Soon afterwards, it was announced that there was not enough evidence to bring Zinoviev and others before a court, but Bakayev was reported to be under "further investigation". He was tried in secret, along with Zinoviev and others, on 16 January 1935, and sentenced to eight years in prison. According to one survivor from the Gulag, Bakayev had co-operated with the NKVD, giving evidence against the other accused, for which he was attacked by old comrades after they had been removed to prison in Chelyabinsk.

He was brought back to Moscow to be a defendant at the first Moscow show trial in August 1936, at which Bakayev "confessed" to being implicated in the Kirov murder, describing himself as "an obedient tool in the hands of Zinoviev and Kamenev (and) an agent of the counter-revolution". The prosecutor, Andrey Vyshinsky described him in court as "a man filled with malicious hatred ... with a very strong will, strong character and stamina, who would not stop at anything..." Sentenced to death on 24 August, he was shot the following day.

His widow, Anna Kostina-Bakayeva, born 1895, who worked as a turner at the Stalin automobile plant in Moscow, was arrested a second time on 9 July 1936, tried by a military court on 4 November 1936, sentenced to death, and shot the same day. She was rehabilitated in February 1959.

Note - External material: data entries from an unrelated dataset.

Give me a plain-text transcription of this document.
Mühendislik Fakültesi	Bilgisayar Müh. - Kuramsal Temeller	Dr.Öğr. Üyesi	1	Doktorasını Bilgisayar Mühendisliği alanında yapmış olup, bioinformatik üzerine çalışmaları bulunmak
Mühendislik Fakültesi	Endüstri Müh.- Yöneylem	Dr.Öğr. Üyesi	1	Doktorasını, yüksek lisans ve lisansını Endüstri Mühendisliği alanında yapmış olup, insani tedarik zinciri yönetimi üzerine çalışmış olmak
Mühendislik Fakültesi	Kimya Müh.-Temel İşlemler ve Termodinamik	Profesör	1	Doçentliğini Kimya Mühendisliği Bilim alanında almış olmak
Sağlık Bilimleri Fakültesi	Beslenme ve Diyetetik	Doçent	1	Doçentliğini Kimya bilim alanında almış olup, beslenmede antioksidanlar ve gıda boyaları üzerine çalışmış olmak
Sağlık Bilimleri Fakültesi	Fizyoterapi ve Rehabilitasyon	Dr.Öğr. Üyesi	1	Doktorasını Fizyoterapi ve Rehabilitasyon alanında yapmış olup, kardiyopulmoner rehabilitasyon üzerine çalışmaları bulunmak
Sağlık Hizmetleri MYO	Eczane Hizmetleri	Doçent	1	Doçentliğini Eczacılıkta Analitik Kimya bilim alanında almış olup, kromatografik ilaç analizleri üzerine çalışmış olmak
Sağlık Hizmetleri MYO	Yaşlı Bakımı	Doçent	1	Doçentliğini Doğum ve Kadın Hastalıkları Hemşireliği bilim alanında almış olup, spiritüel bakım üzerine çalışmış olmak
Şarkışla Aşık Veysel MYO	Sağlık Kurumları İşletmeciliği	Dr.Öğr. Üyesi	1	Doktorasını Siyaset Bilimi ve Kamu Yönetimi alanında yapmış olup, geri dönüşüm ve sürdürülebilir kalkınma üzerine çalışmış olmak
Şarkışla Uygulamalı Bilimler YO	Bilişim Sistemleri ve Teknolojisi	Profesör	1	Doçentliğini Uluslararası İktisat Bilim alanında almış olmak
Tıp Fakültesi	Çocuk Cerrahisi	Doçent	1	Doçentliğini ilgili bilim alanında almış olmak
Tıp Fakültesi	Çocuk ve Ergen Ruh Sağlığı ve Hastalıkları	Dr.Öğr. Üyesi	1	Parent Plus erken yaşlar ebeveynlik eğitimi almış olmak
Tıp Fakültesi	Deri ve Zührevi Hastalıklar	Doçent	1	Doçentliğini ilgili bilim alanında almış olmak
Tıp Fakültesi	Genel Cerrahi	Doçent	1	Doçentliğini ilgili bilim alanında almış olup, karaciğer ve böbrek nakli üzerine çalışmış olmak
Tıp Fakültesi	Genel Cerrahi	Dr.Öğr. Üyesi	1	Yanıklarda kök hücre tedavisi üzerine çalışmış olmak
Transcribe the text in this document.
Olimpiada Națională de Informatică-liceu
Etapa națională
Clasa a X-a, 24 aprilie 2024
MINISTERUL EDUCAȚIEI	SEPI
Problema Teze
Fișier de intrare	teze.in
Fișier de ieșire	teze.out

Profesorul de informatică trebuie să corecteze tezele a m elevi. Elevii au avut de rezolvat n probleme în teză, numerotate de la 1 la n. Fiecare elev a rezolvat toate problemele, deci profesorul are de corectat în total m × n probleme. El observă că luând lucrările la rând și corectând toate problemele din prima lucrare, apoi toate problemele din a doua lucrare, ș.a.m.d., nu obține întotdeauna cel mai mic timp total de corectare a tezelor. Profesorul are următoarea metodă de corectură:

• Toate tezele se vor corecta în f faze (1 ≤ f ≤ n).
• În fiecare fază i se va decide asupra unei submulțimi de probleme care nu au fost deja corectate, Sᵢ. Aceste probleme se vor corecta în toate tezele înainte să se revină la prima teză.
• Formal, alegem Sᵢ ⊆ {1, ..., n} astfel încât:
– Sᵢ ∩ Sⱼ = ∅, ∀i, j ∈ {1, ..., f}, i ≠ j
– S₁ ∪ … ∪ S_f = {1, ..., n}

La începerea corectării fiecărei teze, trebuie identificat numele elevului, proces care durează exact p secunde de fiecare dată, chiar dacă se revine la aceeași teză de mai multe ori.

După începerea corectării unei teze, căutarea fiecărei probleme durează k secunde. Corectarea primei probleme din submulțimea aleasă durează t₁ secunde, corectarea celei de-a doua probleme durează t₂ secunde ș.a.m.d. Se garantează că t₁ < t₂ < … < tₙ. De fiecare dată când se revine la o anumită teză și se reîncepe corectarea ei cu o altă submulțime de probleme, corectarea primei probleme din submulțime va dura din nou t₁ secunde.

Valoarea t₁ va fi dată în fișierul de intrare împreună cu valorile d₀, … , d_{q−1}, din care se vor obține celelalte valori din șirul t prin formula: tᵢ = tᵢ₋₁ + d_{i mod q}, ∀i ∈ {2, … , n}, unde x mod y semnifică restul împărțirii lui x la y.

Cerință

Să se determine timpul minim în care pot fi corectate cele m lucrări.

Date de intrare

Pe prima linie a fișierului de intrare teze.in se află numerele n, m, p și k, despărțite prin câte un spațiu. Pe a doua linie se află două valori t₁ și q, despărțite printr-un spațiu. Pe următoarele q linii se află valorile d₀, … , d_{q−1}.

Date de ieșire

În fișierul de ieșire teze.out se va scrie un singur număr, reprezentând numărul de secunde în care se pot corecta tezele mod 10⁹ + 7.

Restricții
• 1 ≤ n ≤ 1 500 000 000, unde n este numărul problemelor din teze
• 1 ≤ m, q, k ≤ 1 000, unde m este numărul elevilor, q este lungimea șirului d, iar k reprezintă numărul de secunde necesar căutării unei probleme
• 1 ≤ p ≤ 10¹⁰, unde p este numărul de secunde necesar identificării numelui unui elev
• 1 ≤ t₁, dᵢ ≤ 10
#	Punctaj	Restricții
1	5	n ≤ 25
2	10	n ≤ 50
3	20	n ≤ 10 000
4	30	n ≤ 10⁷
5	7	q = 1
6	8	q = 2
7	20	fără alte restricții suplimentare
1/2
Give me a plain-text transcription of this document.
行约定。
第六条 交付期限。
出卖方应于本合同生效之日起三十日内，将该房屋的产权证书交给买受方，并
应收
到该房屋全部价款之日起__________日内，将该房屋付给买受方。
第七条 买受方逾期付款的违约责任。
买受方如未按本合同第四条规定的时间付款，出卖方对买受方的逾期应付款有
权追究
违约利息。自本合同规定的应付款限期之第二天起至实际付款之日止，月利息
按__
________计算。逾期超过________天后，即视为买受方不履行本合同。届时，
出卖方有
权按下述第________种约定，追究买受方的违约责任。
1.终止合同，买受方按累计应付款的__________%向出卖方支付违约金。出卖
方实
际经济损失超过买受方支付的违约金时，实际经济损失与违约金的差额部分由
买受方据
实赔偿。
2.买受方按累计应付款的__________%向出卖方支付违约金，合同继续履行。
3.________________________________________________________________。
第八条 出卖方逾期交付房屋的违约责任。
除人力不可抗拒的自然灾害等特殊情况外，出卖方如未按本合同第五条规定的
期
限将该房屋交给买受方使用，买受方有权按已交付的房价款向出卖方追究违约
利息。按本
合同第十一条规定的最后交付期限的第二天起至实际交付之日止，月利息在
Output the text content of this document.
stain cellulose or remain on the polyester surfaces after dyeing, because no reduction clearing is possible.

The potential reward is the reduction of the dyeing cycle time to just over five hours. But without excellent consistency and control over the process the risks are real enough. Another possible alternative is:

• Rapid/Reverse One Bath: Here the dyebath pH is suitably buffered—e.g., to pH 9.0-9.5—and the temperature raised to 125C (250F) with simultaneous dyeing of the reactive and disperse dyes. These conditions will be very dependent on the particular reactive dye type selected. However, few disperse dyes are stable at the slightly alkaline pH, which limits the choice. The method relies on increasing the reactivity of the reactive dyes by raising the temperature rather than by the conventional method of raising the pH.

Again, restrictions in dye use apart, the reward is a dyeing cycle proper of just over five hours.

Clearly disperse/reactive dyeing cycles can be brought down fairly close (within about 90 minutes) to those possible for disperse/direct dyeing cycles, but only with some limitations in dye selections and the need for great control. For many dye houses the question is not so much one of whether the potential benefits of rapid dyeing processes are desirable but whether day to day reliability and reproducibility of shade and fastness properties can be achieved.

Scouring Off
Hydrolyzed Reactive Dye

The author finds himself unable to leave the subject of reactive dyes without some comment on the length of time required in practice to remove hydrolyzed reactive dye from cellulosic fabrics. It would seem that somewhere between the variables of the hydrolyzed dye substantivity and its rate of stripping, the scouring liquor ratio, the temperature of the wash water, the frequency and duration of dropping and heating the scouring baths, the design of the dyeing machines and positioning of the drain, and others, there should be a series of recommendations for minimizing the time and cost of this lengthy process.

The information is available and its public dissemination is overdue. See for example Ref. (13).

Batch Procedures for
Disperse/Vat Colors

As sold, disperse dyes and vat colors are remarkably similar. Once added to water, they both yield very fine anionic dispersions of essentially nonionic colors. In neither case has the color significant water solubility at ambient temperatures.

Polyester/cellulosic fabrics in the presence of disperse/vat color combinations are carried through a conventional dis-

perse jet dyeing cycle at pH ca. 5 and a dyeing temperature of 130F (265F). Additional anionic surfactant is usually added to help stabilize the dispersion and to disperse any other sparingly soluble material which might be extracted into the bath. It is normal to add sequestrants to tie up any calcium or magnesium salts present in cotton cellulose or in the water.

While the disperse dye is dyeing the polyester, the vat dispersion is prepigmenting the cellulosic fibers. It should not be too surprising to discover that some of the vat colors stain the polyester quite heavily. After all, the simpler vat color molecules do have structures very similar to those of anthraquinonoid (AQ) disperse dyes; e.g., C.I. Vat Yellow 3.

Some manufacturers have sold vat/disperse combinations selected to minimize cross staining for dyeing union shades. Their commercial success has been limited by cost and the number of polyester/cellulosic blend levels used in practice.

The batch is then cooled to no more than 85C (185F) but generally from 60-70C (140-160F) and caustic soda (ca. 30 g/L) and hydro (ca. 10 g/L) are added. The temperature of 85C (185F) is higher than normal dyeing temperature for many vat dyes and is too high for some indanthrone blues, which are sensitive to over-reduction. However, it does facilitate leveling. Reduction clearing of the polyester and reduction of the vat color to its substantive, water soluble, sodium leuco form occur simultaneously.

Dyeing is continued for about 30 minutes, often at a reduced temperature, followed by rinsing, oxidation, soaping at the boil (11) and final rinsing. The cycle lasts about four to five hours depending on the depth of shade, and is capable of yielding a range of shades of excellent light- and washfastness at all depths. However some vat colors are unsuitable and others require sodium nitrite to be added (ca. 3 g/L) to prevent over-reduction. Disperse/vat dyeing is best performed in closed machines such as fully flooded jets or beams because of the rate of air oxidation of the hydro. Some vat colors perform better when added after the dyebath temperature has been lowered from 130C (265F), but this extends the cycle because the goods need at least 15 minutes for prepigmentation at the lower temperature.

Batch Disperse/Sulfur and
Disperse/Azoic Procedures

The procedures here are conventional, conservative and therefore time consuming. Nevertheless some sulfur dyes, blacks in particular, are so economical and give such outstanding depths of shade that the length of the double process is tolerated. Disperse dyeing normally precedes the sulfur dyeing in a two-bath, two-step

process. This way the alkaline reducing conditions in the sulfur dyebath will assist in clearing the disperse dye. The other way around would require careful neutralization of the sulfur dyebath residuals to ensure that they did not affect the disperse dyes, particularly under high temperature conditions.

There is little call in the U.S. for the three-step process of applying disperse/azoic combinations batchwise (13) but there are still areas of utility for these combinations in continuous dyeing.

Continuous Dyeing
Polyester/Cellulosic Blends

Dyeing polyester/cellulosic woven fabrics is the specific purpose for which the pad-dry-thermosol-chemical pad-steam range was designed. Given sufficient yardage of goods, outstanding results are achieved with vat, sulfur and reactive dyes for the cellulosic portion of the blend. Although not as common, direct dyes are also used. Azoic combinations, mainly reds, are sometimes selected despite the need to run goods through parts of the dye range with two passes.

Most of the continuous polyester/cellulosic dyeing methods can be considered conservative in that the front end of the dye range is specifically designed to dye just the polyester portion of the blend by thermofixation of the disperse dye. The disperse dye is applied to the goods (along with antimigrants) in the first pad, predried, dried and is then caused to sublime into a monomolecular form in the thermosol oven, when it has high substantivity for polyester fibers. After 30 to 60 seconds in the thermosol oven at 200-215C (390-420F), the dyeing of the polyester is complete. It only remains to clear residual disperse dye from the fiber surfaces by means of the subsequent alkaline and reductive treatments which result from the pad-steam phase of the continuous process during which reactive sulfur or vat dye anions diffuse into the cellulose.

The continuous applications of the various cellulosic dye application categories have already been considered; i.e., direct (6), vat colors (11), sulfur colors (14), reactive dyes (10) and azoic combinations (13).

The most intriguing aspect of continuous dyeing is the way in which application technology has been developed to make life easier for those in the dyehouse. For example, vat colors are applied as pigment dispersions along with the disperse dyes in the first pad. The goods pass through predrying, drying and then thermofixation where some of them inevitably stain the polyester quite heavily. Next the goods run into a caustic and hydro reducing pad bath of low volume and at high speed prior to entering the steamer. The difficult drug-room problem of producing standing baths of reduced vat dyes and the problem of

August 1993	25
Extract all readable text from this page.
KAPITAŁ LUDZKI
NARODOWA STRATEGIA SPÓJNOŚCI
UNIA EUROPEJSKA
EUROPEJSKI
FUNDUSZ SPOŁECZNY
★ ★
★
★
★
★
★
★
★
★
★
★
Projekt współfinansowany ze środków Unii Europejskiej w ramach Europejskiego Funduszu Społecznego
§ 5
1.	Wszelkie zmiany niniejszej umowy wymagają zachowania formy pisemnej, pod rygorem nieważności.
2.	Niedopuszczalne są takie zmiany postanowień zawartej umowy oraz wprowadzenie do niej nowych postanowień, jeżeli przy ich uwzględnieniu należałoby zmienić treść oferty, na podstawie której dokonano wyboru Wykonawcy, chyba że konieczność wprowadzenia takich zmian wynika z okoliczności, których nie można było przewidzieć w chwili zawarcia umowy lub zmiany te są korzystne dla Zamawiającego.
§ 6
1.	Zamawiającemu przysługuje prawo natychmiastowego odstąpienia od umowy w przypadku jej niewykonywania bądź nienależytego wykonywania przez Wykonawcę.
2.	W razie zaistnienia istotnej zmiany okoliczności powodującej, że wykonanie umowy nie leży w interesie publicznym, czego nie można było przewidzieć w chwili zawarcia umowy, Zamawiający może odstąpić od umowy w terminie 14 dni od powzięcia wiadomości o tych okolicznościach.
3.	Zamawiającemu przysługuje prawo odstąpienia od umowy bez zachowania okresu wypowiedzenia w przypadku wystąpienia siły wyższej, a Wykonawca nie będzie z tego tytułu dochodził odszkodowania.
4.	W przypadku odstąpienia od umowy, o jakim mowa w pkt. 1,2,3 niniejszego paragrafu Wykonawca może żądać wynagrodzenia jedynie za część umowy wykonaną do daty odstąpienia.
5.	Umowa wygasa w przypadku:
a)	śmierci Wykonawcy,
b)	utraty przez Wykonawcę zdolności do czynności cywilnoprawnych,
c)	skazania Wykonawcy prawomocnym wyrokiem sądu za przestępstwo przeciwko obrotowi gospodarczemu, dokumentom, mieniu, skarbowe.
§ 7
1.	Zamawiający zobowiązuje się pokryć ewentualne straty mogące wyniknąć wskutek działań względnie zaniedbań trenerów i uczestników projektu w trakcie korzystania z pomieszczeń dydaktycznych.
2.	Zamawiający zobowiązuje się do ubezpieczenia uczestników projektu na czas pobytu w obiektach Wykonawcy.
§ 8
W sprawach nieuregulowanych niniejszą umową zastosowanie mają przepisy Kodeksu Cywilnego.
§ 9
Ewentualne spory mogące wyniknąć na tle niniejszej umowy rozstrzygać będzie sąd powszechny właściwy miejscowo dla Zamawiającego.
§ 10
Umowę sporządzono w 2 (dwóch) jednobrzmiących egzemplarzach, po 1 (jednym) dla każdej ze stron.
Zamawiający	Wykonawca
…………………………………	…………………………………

Along with his co-defendants, Bakayev was rehabilitated by the USSR Supreme Court on 13 July 1988.

== Personality ==
The writer Victor Serge knew Bakayev in 1919 and wrote that "Bakayev was a handsome fellow of about thirty, with the careless appearance of a Russian village accordion player; indeed he liked to wear a smock with an embroidered collar and a coloured border, just like such a player. In the performance of his frightful duty he exercised an impartial will and a scrupulous vigilance".